La première impulsion
Vous me reprochez de céder trop souvent à ma première impulsion — de qualifier d’aventure ce qui n’est en réalité qu’un événement banal de ma vie ;
Vous prétendez que l’expérience aurait dû m’enseigner à être plus con-tenu et moins primesautier ;
Et vous me citez — à l’appui de ce sermon – de multiples exemples empruntés à la biologie et à toutes sortes de sciences en logie.
Vous oubliez, ô Nestor, qu’il est une différence entre vous et moi ;
Une différence dont nous sommes redevables l’un à l’autre à notre constitution physiologique — vous voyez que je me sers de votre langage – à la composition des globules de notre sang, au pouvoir de réaction de nos cellules nerveuses, que sais-je encore?
Je ne me contente pas, moi, de penser, de doser, d’analyser, de computer : je vibre.
Je vibre et c’est pourquoi je ne me refuse pas à la première impulsion; je vibre et c’est pourquoi je ne dissimule ni à moi ni à autrui — quand cela le concerne — l’objet de mes sensations. Je vibre et c’est pourquoi je vais, sans plus, vers ce qui m’attire — sur le champ, sans trop de cette philosophie qui gâterait la joie que j’escompte ou qui ternirait le plaisir que j’anticipe.
Je m’apercevrai bien, a posteriori, si mon enthousiasme s’est dépensé en pure perte — si j’ai donné ma confiance à tort;
Et lorsque je m’en serai aperçu, il sera toujours temps de faire machine en arrière, si je ne veux point pour-suivre plus loin l’expérience – de revenir à mon point de départ.
Et j’aurai sur vous, ô Nestor — sur vous qui n’entreprenez rien sans vous demandez si vos impressions ne vous trompent pas — l’avantage d’avoir goûté une sensation neuve, d’avoir tenté une expérience fraîche, de m’être lancé dans une aventure inédite.
Une aventure qui ne sera pas banale, puisqu’elle m’aura permis — ne fût-ce qu’une heure — de sentir, c’est-à-dire de jouir ou de souffrir, de pleurer ou de chanter, d’admirer ou de détester, de demeurer ou de m’enfuir.
Tous moments de ma vie que j’aurais ignorés si je n’avais pas écouté ma première impulsion.
E. Armand.
The First Impulse
You reproach me for yielding too often to my first impulse — for treating as an adventure what is in reality only a banal event in my life;
You claim that experience should have taught me to be more restrained and less impulsive;
And you cite — in support of this sermon — multiple examples borrowed from biology and all kinds of logical sciences.

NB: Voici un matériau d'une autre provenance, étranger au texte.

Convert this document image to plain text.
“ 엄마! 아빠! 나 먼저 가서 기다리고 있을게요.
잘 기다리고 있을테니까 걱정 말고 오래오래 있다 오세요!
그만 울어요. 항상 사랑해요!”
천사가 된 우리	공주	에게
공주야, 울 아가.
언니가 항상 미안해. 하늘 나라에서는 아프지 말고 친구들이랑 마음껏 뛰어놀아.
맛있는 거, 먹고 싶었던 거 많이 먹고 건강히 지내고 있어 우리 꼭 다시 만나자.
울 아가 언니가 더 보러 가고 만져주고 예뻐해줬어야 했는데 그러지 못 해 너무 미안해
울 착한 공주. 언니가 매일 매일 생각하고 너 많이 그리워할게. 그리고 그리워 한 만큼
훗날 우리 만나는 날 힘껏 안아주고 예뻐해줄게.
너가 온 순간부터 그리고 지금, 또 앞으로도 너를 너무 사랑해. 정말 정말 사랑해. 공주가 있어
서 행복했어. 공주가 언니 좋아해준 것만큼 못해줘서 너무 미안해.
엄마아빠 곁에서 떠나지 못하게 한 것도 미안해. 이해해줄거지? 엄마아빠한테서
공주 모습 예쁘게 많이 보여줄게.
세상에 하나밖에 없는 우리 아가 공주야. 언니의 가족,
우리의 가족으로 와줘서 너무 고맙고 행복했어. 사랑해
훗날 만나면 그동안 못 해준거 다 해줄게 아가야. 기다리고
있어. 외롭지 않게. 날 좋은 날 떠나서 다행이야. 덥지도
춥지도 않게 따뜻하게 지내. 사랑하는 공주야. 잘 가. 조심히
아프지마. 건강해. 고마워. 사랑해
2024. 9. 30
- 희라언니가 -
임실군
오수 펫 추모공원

You forget, O Nestor, that there is a difference between you and me;
A difference for which we are both indebted one to our physiological constitution — you see that I am using your language — to the composition of the corpuscles of our blood, to the power of reaction of our nerve cells, to who-knows-what other compositions?
I don’t content myself with thinking, measuring, analyzing, computing: I vibrate.
I vibrate and that is why I do not refuse myself the first impulse;
I vibrate and that is why I conceal neither from myself nor from others — when it concerns them — the object of my sensations. I vibrate and that’s why I go, without further ado, towards what attracts me — on the spot, without too much of that philosophy that would spoil the joy that I expect or would tarnish the pleasure that I anticipate.
I will see well enough, a posteriori, if my enthusiasm has been spent in pure waste — if I have given my confidence wrongly;
And when I realize this, there will always be time to backtrack, if I don’t want to pursue the experience any further — to return to my starting point.
And I will have over you, O Nestor — over you who undertake nothing without asking yourself if your impressions are not deceiving you — the advantage of having tasted a new sensation, of having tried a fresh experiment, of having embarked on an unprecedented adventure.
An adventure that will not be trivial, since it will have allowed me — if only for an hour — to feel, that is to say to enjoy or to suffer, to cry or to sing, to admire or to hate, to remain or to flee.
All moments in my life that I would have ignored if I hadn’t listened to my first impulse.
E. Armand
E. Armand, “La première impulsion,” Par-delà la Mêlée 1 no. 9 (15 Avril 1916): 3.